Monitoring failed events in the Console
Snowplow pipelines separate events that are problematic in order to keep data quality high in downstream systems. For more information on understanding failed events see here.
For Snowplow customers that would like to benefit from seeing aggregates of failed events by type, there is an optional feature in the Snowplow BDP Console.
Example view of the failed events screen in the Snowplow BDP Console.
This interface is intended to give our customers a quick representation of the volume of event failures so that action can be taken. The UI focuses on schema violation and enrichment errors at present.
We've filtered on these two types of errors to reduce noise like bot traffic that causes adapter failures for instance. All failed events can be found in your S3 or GCS storage targets partitioned by type and then date/time.
At the top (currently for AWS customers only) there is a data quality score that compares the volume of failed events to the volume that were successfully loaded into a data warehouse.

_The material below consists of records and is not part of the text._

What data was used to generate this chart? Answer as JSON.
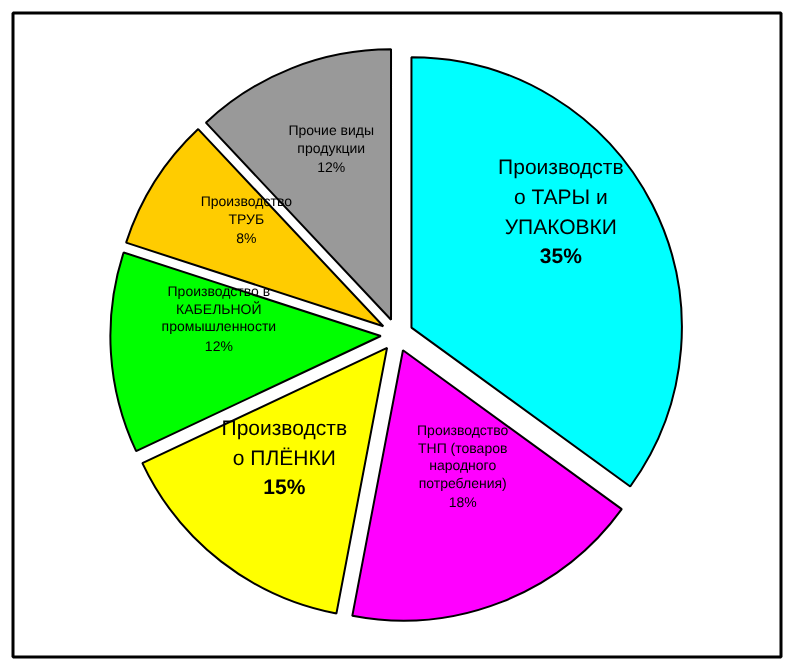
{
  "chart_data": {
    "type": "pie",
    "categories": [
      "Производств\nо ТАРЫ и\nУПАКОВКИ",
      "Производство\nТНП (товаров\nнародного\nпотребления)",
      "Производств\nо ПЛЁНКИ",
      "Производство в\nКАБЕЛЬНОЙ\nпромышленности",
      "Производство\nТРУБ",
      "Прочие виды\nпродукции"
    ],
    "values": [
      35,
      18,
      15,
      12,
      8,
      12
    ],
    "value_labels": [
      "35%",
      "18%",
      "15%",
      "12%",
      "8%",
      "12%"
    ],
    "colors": [
      "#00ffff",
      "#ff00ff",
      "#ffff00",
      "#00ff00",
      "#ffcc00",
      "#999999"
    ]
  }
}
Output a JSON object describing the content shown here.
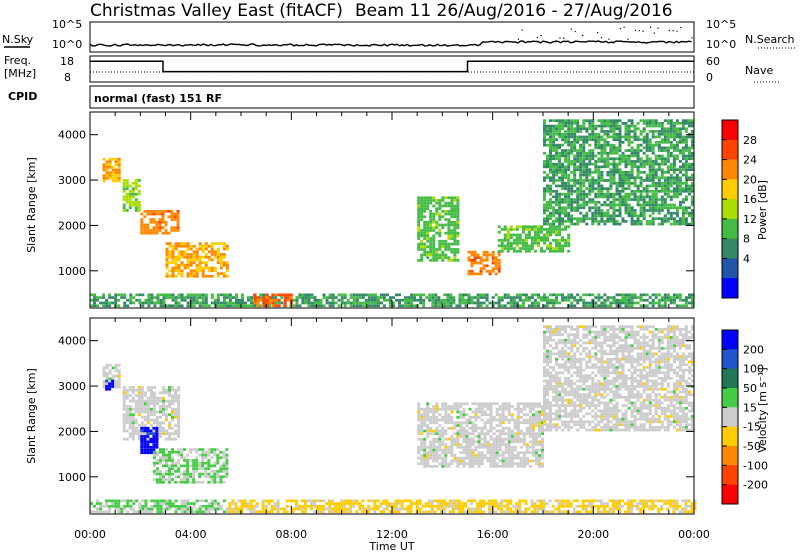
{
  "header": {
    "title": "Christmas Valley East (fitACF)",
    "beam_info": "Beam 11  26/Aug/2016 - 27/Aug/2016"
  },
  "noise_panel": {
    "left_label": "N.Sky",
    "right_label": "N.Search",
    "left_ticks": [
      "10^5",
      "10^0"
    ],
    "right_ticks": [
      "10^5",
      "10^0"
    ]
  },
  "freq_panel": {
    "left_label_line1": "Freq.",
    "left_label_line2": "[MHz]",
    "left_ticks": [
      "18",
      "8"
    ],
    "right_label": "Nave",
    "right_ticks": [
      "60",
      "0"
    ]
  },
  "cpid": {
    "label": "CPID",
    "value": "normal (fast) 151 RF"
  },
  "x_axis": {
    "label": "Time UT",
    "ticks": [
      "00:00",
      "04:00",
      "08:00",
      "12:00",
      "16:00",
      "20:00",
      "00:00"
    ]
  },
  "power_colorbar": {
    "label": "Power [dB]",
    "ticks": [
      "28",
      "24",
      "20",
      "16",
      "12",
      "8",
      "4"
    ],
    "colors": [
      "#ff0000",
      "#ff4400",
      "#ff8800",
      "#ffcc00",
      "#aadd00",
      "#44bb44",
      "#338866",
      "#2255aa",
      "#0000ff"
    ]
  },
  "velocity_colorbar": {
    "label": "Velocity [m s⁻¹]",
    "ticks": [
      "200",
      "100",
      "50",
      "15",
      "-15",
      "-50",
      "-100",
      "-200"
    ],
    "colors": [
      "#0000ff",
      "#2255cc",
      "#227755",
      "#44cc44",
      "#cccccc",
      "#ffcc00",
      "#ff8800",
      "#ff4400",
      "#ff0000"
    ]
  },
  "chart_data": [
    {
      "type": "heatmap",
      "title": "",
      "xlabel": "Time UT",
      "ylabel": "Slant Range [km]",
      "xlim": [
        0,
        24
      ],
      "ylim": [
        180,
        4500
      ],
      "y_ticks": [
        1000,
        2000,
        3000,
        4000
      ],
      "colorbar": "Power [dB]",
      "clim": [
        0,
        30
      ],
      "patches": [
        {
          "t0": 0.5,
          "t1": 1.2,
          "r0": 2950,
          "r1": 3450,
          "value": 20
        },
        {
          "t0": 1.3,
          "t1": 2.0,
          "r0": 2300,
          "r1": 3000,
          "value": 14
        },
        {
          "t0": 2.0,
          "t1": 3.5,
          "r0": 1800,
          "r1": 2300,
          "value": 22
        },
        {
          "t0": 3.0,
          "t1": 5.5,
          "r0": 850,
          "r1": 1600,
          "value": 20
        },
        {
          "t0": 13.0,
          "t1": 14.6,
          "r0": 1200,
          "r1": 2600,
          "value": 12
        },
        {
          "t0": 15.0,
          "t1": 16.3,
          "r0": 900,
          "r1": 1400,
          "value": 22
        },
        {
          "t0": 16.2,
          "t1": 19.0,
          "r0": 1400,
          "r1": 2000,
          "value": 12
        },
        {
          "t0": 18.0,
          "t1": 24.0,
          "r0": 2000,
          "r1": 4300,
          "value": 10
        },
        {
          "t0": 0.0,
          "t1": 24.0,
          "r0": 200,
          "r1": 450,
          "value": 10
        },
        {
          "t0": 6.5,
          "t1": 8.0,
          "r0": 200,
          "r1": 450,
          "value": 24
        }
      ]
    },
    {
      "type": "heatmap",
      "title": "",
      "xlabel": "Time UT",
      "ylabel": "Slant Range [km]",
      "xlim": [
        0,
        24
      ],
      "ylim": [
        180,
        4500
      ],
      "y_ticks": [
        1000,
        2000,
        3000,
        4000
      ],
      "colorbar": "Velocity [m s⁻¹]",
      "clim": [
        -250,
        250
      ],
      "patches": [
        {
          "t0": 0.5,
          "t1": 1.2,
          "r0": 2950,
          "r1": 3450,
          "value": 0
        },
        {
          "t0": 0.6,
          "t1": 0.9,
          "r0": 2900,
          "r1": 3100,
          "value": 220
        },
        {
          "t0": 1.3,
          "t1": 3.5,
          "r0": 1800,
          "r1": 3000,
          "value": 0
        },
        {
          "t0": 2.0,
          "t1": 2.7,
          "r0": 1500,
          "r1": 2100,
          "value": 220
        },
        {
          "t0": 2.5,
          "t1": 5.5,
          "r0": 850,
          "r1": 1600,
          "value": 30
        },
        {
          "t0": 13.0,
          "t1": 18.0,
          "r0": 1200,
          "r1": 2600,
          "value": 0
        },
        {
          "t0": 18.0,
          "t1": 24.0,
          "r0": 2000,
          "r1": 4300,
          "value": 0
        },
        {
          "t0": 0.0,
          "t1": 5.5,
          "r0": 200,
          "r1": 450,
          "value": 30
        },
        {
          "t0": 5.5,
          "t1": 24.0,
          "r0": 200,
          "r1": 450,
          "value": -40
        }
      ]
    },
    {
      "type": "line",
      "title": "",
      "ylabel": "Freq. [MHz]",
      "xlim": [
        0,
        24
      ],
      "ylim": [
        8,
        18
      ],
      "series": [
        {
          "x": [
            0,
            2.9,
            2.9,
            15.0,
            15.0,
            24
          ],
          "y": [
            16,
            16,
            12,
            12,
            16,
            16
          ]
        }
      ]
    }
  ]
}
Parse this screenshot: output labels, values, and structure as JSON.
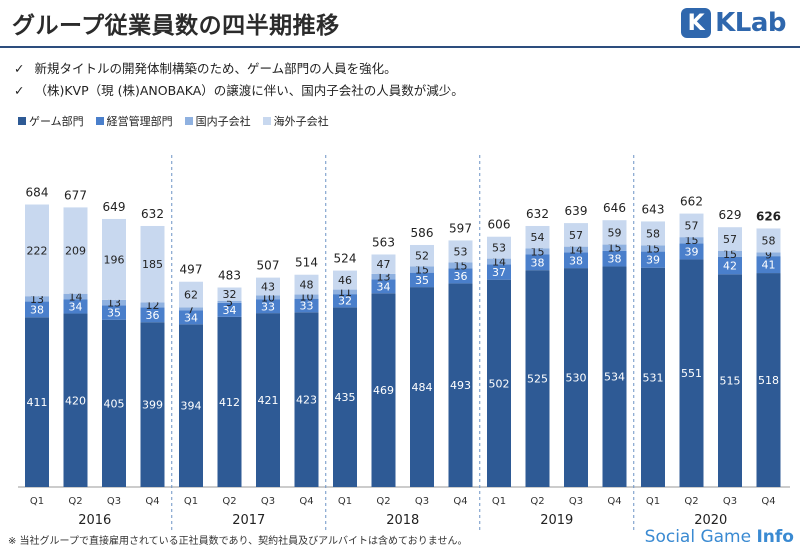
{
  "header": {
    "title": "グループ従業員数の四半期推移",
    "logo_text": "KLab",
    "logo_mark": "K"
  },
  "bullets": [
    "新規タイトルの開発体制構築のため、ゲーム部門の人員を強化。",
    "（株)KVP（現 (株)ANOBAKA）の譲渡に伴い、国内子会社の人員数が減少。"
  ],
  "bullet_mark": "✓",
  "footnote": "※ 当社グループで直接雇用されている正社員数であり、契約社員及びアルバイトは含めておりません。",
  "watermark": {
    "text": "Social Game ",
    "bold": "Info"
  },
  "colors": {
    "game": "#2e5a95",
    "mgmt": "#4a7fcb",
    "domestic": "#8fb1e0",
    "overseas": "#c8d8ef",
    "divider": "#6d93c5"
  },
  "chart_data": {
    "type": "bar",
    "stacked": true,
    "categories": [
      "Q1",
      "Q2",
      "Q3",
      "Q4",
      "Q1",
      "Q2",
      "Q3",
      "Q4",
      "Q1",
      "Q2",
      "Q3",
      "Q4",
      "Q1",
      "Q2",
      "Q3",
      "Q4",
      "Q1",
      "Q2",
      "Q3",
      "Q4"
    ],
    "year_groups": [
      "2016",
      "2017",
      "2018",
      "2019",
      "2020"
    ],
    "series": [
      {
        "name": "ゲーム部門",
        "values": [
          411,
          420,
          405,
          399,
          394,
          412,
          421,
          423,
          435,
          469,
          484,
          493,
          502,
          525,
          530,
          534,
          531,
          551,
          515,
          518
        ]
      },
      {
        "name": "経営管理部門",
        "values": [
          38,
          34,
          35,
          36,
          34,
          34,
          33,
          33,
          32,
          34,
          35,
          36,
          37,
          38,
          38,
          38,
          39,
          39,
          42,
          41
        ]
      },
      {
        "name": "国内子会社",
        "values": [
          13,
          14,
          13,
          12,
          7,
          5,
          10,
          10,
          11,
          13,
          15,
          15,
          14,
          15,
          14,
          15,
          15,
          15,
          15,
          9
        ]
      },
      {
        "name": "海外子会社",
        "values": [
          222,
          209,
          196,
          185,
          62,
          32,
          43,
          48,
          46,
          47,
          52,
          53,
          53,
          54,
          57,
          59,
          58,
          57,
          57,
          58
        ]
      }
    ],
    "totals": [
      684,
      677,
      649,
      632,
      497,
      483,
      507,
      514,
      524,
      563,
      586,
      597,
      606,
      632,
      639,
      646,
      643,
      662,
      629,
      626
    ],
    "highlight_total_index": 19,
    "ylim": [
      0,
      700
    ]
  }
}
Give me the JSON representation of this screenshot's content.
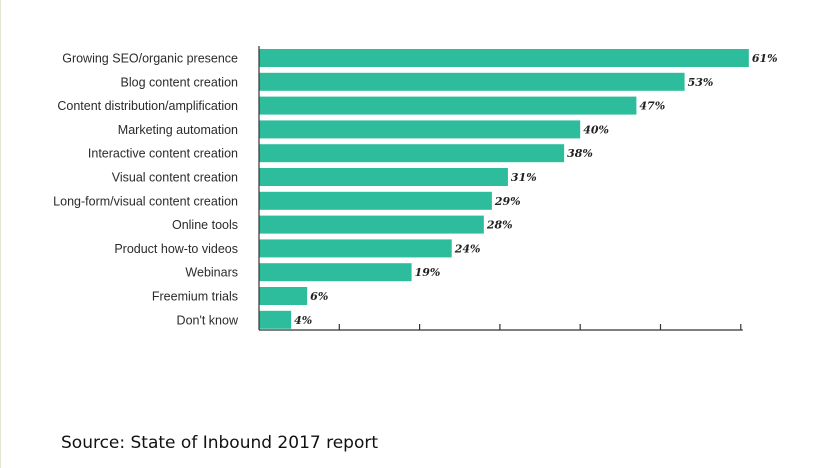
{
  "colors": {
    "bar": "#2ebd9c",
    "axis": "#333333"
  },
  "chart_data": {
    "type": "bar",
    "orientation": "horizontal",
    "categories": [
      "Growing SEO/organic presence",
      "Blog content creation",
      "Content distribution/amplification",
      "Marketing automation",
      "Interactive content creation",
      "Visual content creation",
      "Long-form/visual content creation",
      "Online tools",
      "Product how-to videos",
      "Webinars",
      "Freemium trials",
      "Don't know"
    ],
    "values": [
      61,
      53,
      47,
      40,
      38,
      31,
      29,
      28,
      24,
      19,
      6,
      4
    ],
    "value_labels": [
      "61%",
      "53%",
      "47%",
      "40%",
      "38%",
      "31%",
      "29%",
      "28%",
      "24%",
      "19%",
      "6%",
      "4%"
    ],
    "xlim": [
      0,
      60
    ],
    "x_ticks": 6,
    "grid": false,
    "title": "",
    "xlabel": "",
    "ylabel": ""
  },
  "source": "Source: State of Inbound 2017 report"
}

The bar chart shows how the total number of failed events varies over time, colour-coding validation and enrichment errors. The time window is 7 days be default but can be extended to 14 or 30 days.
In the table failed events are aggregated by the unique type of failure (validation, enrichment) and the offending schema.
By selecting a particular error you are able to get more detail:
Example failed event detail view.
The detailed view shows the error message as well as other useful meta data (when available) like app_id as an example to help quickly diagnose the source and root cause of the error, as well as a bar chart indicating how the volume of failures varies over time for this particular failed event.
Additional infrastructure cost
To populate this screen, there is an additional micro-service running on your infrastructure to aggregate failures as they occur in your pipeline.
This is currently estimated to start at $160/month for AWS; $125/month for GCP. Costs may vary due to volume of failed events and spikes.
Therefore this is an optional addition for the console.